The book provides context that many of us (Denby notes) had not really understood when we first viewed "Shoah" years ago. "... the Nazis and the Soviets may have been trying to destroy each other in the ferocious combat of 1941-1945, but, if one looks at the entire thirteen-year period [1933-1945] that he [Snyder] describes, the two totalitarian powers occasionally acted in a weird kind of concert, in which each side emboldened and enabled the other."

Having this story available, Denby suggests that we see Lanzmann's work again.

Friday, January 07, 2011

The beat goes on

Politicians in most of the states caved in to insurance companies and prohibited health insurance sales across state lines.

Politicians in Washington left this alone when they "reformed" health insurance last year.

This bad combo now comes home to roost and Blue Shield of California wants to raise rates by as much as 59% on some policies.

Bad policies create problems that often spawn more bad policies. But we now have two bad policies interacting. The "solution" that we hear about is pressure from HSS on Blue Shield and others to roll back/reconsider rate hikes.

They are not yet being pressed to stay in business. Not sure how hat would work. Perhaps a bail-out.

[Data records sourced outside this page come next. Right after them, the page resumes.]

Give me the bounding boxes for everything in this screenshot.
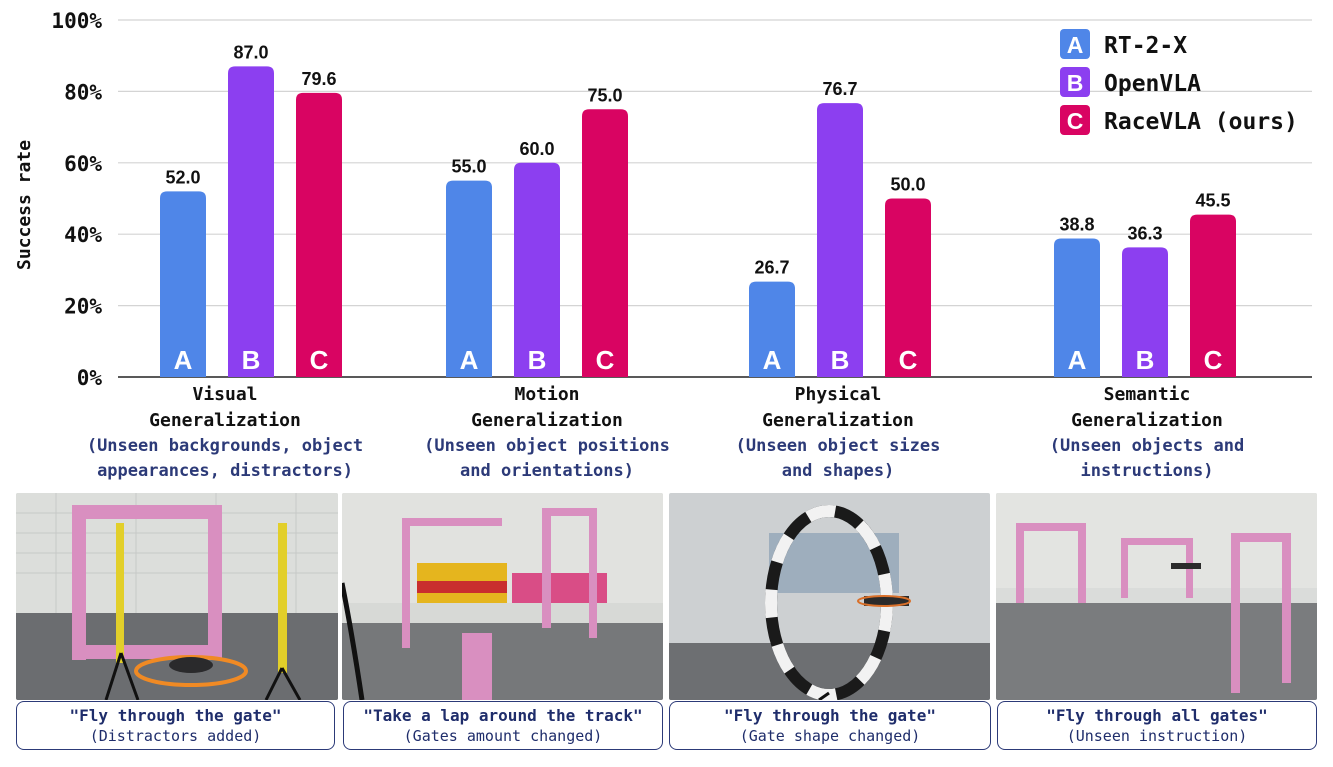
group-title-line2: Generalization [149,410,301,431]
photo-panel-distractors [16,493,338,700]
y-tick-label: 40% [64,223,102,247]
data-label: 38.8 [1059,214,1094,234]
data-label: 45.5 [1195,191,1230,211]
legend-swatch [1060,105,1090,135]
bar-c [582,109,628,377]
bar-a [1054,238,1100,377]
data-label: 26.7 [754,258,789,278]
legend-swatch-letter: A [1067,32,1084,58]
bar-letter: C [310,345,329,375]
caption-box: "Take a lap around the track" (Gates amo… [343,701,663,750]
group-sub-line2: and orientations) [460,461,634,481]
y-axis-label: Success rate [14,140,35,270]
caption-note: (Unseen instruction) [1066,727,1248,745]
caption-box: "Fly through all gates" (Unseen instruct… [997,701,1317,750]
legend-label: RaceVLA (ours) [1104,109,1298,135]
legend-label: RT-2-X [1104,33,1187,59]
legend-swatch [1060,29,1090,59]
photo-panel-gates-amount [342,493,663,700]
group-title-line1: Motion [514,384,580,405]
data-label: 76.7 [822,79,857,99]
group-title-line1: Physical [794,384,882,405]
legend-label: OpenVLA [1104,71,1201,97]
y-tick-label: 80% [64,80,102,104]
data-label: 60.0 [519,139,554,159]
group-label-visual: Visual Generalization (Unseen background… [75,382,375,484]
caption-instruction: "Fly through the gate" [69,706,282,725]
data-label: 36.3 [1127,223,1162,243]
bar-letter: C [899,345,918,375]
caption-instruction: "Fly through all gates" [1046,706,1268,725]
y-tick-label: 60% [64,152,102,176]
caption-instruction: "Take a lap around the track" [363,706,643,725]
group-sub-line2: and shapes) [781,461,895,481]
y-tick-label: 20% [64,295,102,319]
bar-chart: 0% 20% 40% 60% 80% 100% Success rate 52.0 A 55.0 A… [14,9,1312,390]
bar-letter: B [528,345,547,375]
caption-box: "Fly through the gate" (Distractors adde… [16,701,335,750]
caption-instruction: "Fly through the gate" [724,706,936,725]
caption-note: (Gate shape changed) [739,727,921,745]
group-label-motion: Motion Generalization (Unseen object pos… [397,382,697,484]
bar-letter: C [1204,345,1223,375]
photo-panel-unseen-instruction [996,493,1317,700]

But bail-outs are not exactly uncharted territory.

It now appears that there are more bad policies on the way.

Tuesday, January 04, 2011

Simple questions for a great mind

The recently deceased Tony Judt was a treasure. His Reappraisals is one of my favorite reads re 20th-century history and his many essays were always a treat, the kind of thing you flip to and read first.

The December 23, 2010, issue of the New York Review of Books contained Judt's "The Glory of the Rails," a wonderful sketch of rail travel and how it changed the post-1830s world. Quite predictably, this was followed by Judt's "Bring Back the Rails" (Jan 13). The author emphasizes what he sees as rail's key contribution to civil society.

But Judt never asks "at what cost?" And he does add this: "... it is possible (and in many places today actively under consideration) to imagine public policy mandating a steady reduction in the nonnecessary use of private cars and trucks."

Which trips are "nonnecessary"? And who does the "mandating"? I will never understand how and why well meaning and smart people can be so casual about other people's liberties and so naive about the economy about which they opine.

Both of Judt's essays are non-gated and worth reading.

Sunday, January 02, 2011

Itches and forecasts

Forecasting is hard work, but we must do it. Here is an indispensible blog that compiles past forecasts that now look silly (H/T Virginia Postrel). And here is a post that looks at the 100 trends to look for in 2011 (H/T Mark Perry).

The Dec. 2010 Journal of Economic Literature includes "Designing Climate Mitigation Policy" (gated, here is the abstract). The article provides a wonderful survey of what we know and cites several 100-year climate change forecasts. But these come with incredibly wide uncertainties.

Do we embrace expensive policies in light of such uncertainties? I am OK with Bjorn Lomborg's conclusion, that for now it is best to invest in basic research re cleaner fuels.

This brings up an odd pairing of articles in the December Atlantic. "Dirty Coal, Clean Future" makes a couple of good points. (1) It's all about China; if China creates less carbon, then there would be a measurable difference in atmospheric accumulations; if project X or city Y in the U.S. "go green", it means very little without China; (2) "Clean coal" (gassify the stuff while it is still underground) is plausible and China leads in this technology.

But this report is paired with Kenneth Brower's "The Danger of Cosmic Genius" (gated). It's about Freeman Dyson: "How could someone as smart as Dyson be so dumb about the environment? The answer lies in his almost religious faith in the power of man and science to bring nature to heel."

Dumb? Religious? In today's NY Times, David Pogue frets over "Getting Over the Two-Year Itch". We tend to throw out our electronics every two years because they are so quickly dated.